Charity watchdog puts Clinton Foundation on 'watch list'
Charity Navaigator functions as a guide to the reliability of nonprofit organizations, to inform donors. Isabel Vincent of the New York Post reports on the questions being raised by it over the Clinton Foundation.
Charity Navigator, which rates nonprofits, recently refused to rate the Clinton Foundation because its “atypical business model . . . doesn’t meet our criteria.”
Charity Navigator put the foundation on its “watch list,” which warns potential donors about investing in problematic charities. The 23 charities on the list include the Rev. Al Sharpton’s troubled National Action Network, which is cited for failing to pay payroll taxes for several years.

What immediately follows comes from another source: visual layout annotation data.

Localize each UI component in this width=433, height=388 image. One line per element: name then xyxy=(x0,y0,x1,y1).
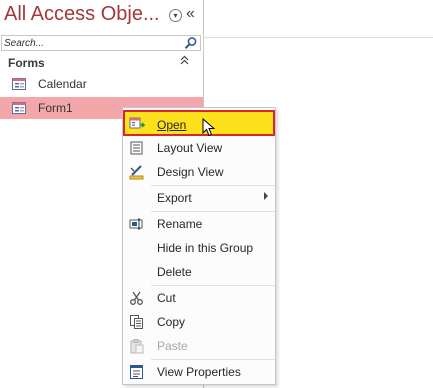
nav-item-label: Calendar xyxy=(38,77,87,91)
open-form-icon xyxy=(129,117,145,129)
mouse-cursor-icon xyxy=(202,118,216,137)
menu-item-label: Delete xyxy=(157,265,192,279)
layout-view-icon xyxy=(130,141,143,155)
menu-item-label: Design View xyxy=(157,165,224,179)
nav-menu-dropdown-icon[interactable]: ▾ xyxy=(169,9,182,22)
scissors-icon xyxy=(130,291,143,305)
menu-item-rename[interactable]: Rename xyxy=(124,213,274,235)
properties-icon xyxy=(130,365,143,379)
menu-item-label: Export xyxy=(157,191,192,205)
menu-item-label: Cut xyxy=(157,291,176,305)
menu-item-paste[interactable]: Paste xyxy=(124,335,274,357)
group-header-forms[interactable]: Forms xyxy=(0,54,203,72)
menu-item-export[interactable]: Export xyxy=(124,187,274,209)
menu-item-label: Paste xyxy=(157,339,188,353)
menu-item-open[interactable]: Open xyxy=(123,110,275,136)
menu-separator xyxy=(151,285,275,286)
menu-item-delete[interactable]: Delete xyxy=(124,261,274,283)
menu-separator xyxy=(151,359,275,360)
nav-item-calendar[interactable]: Calendar xyxy=(0,73,203,95)
menu-item-view-properties[interactable]: View Properties xyxy=(124,361,274,383)
menu-item-copy[interactable]: Copy xyxy=(124,311,274,333)
tab-strip-divider xyxy=(204,37,433,38)
collapse-group-chevron-icon[interactable] xyxy=(180,55,189,68)
menu-separator xyxy=(151,185,275,186)
menu-separator xyxy=(151,211,275,212)
menu-item-label: Open xyxy=(157,118,187,132)
search-input[interactable] xyxy=(4,36,182,50)
rename-icon xyxy=(129,218,143,230)
context-menu: Open Layout View Design View Export Rena… xyxy=(122,107,276,385)
menu-item-label: Rename xyxy=(157,217,203,231)
search-box xyxy=(1,35,201,51)
form-icon xyxy=(12,78,26,90)
shutter-bar-collapse-icon[interactable]: « xyxy=(186,4,195,24)
menu-item-label: Layout View xyxy=(157,141,223,155)
search-icon[interactable] xyxy=(184,36,198,50)
group-label: Forms xyxy=(8,56,45,70)
menu-item-design-view[interactable]: Design View xyxy=(124,161,274,183)
menu-item-label: Copy xyxy=(157,315,186,329)
design-view-icon xyxy=(129,165,144,180)
nav-item-label: Form1 xyxy=(38,101,73,115)
copy-icon xyxy=(130,315,143,329)
menu-item-cut[interactable]: Cut xyxy=(124,287,274,309)
paste-icon xyxy=(130,339,144,354)
menu-item-label: View Properties xyxy=(157,365,241,379)
submenu-arrow-icon xyxy=(264,192,268,200)
nav-pane-title[interactable]: All Access Obje... xyxy=(4,3,160,26)
menu-item-label: Hide in this Group xyxy=(157,241,254,255)
form-icon xyxy=(12,102,26,114)
menu-item-hide-in-group[interactable]: Hide in this Group xyxy=(124,237,274,259)
menu-item-layout-view[interactable]: Layout View xyxy=(124,137,274,159)
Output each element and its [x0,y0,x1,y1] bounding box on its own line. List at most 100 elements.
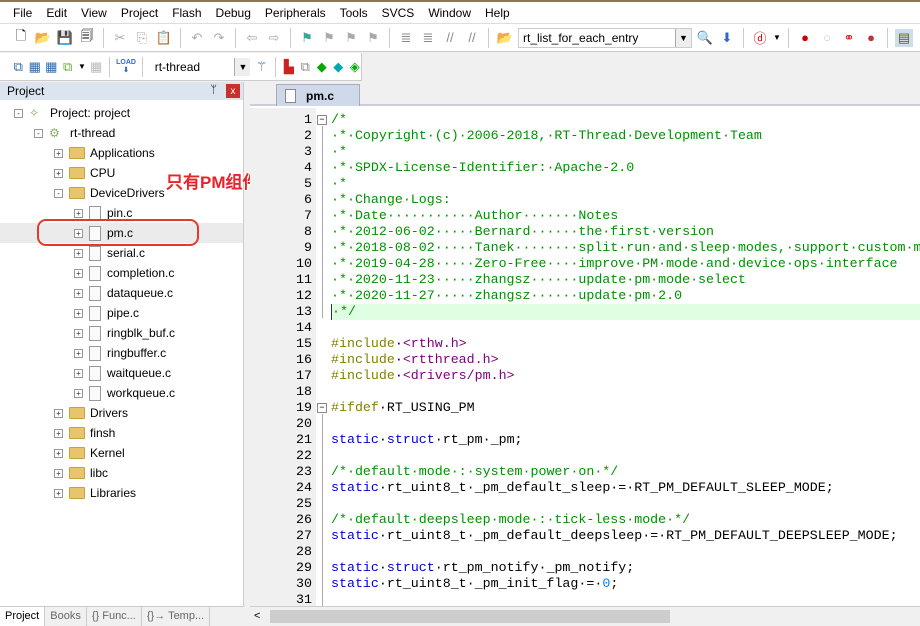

It is not the only watchdog alarmed at the Foundation’s practices:
“It seems like the Clinton Foundation operates as a slush fund for the Clintons,” said Bill Allison, a senior fellow at the Sunlight Foundation, a government watchdog group once run by leading progressive Democrat and Fordham Law professor Zephyr Teachout.
Another danger sign:
In July 2013, Eric Braverman, a friend of Chelsea Clinton from when they both worked at McKinsey & Co., took over as CEO of the Clinton Foundation. He took home nearly $275,000 in salary, benefits and a housing allowance from the nonprofit for just five months’ work in 2013, tax filings show. Less than a year later, his salary increased to $395,000, according to a report in Politico.
Braverman abruptly left the foundation earlier this year, after a falling-out with the old Clinton guard over reforms he wanted to impose at the charity, Politico reported. Last month, Donna Shalala, a former secretary of health and human services under President Clinton, was hired to replace Braverman.
Mr. Braverman ought to prepare himself for subpoenas.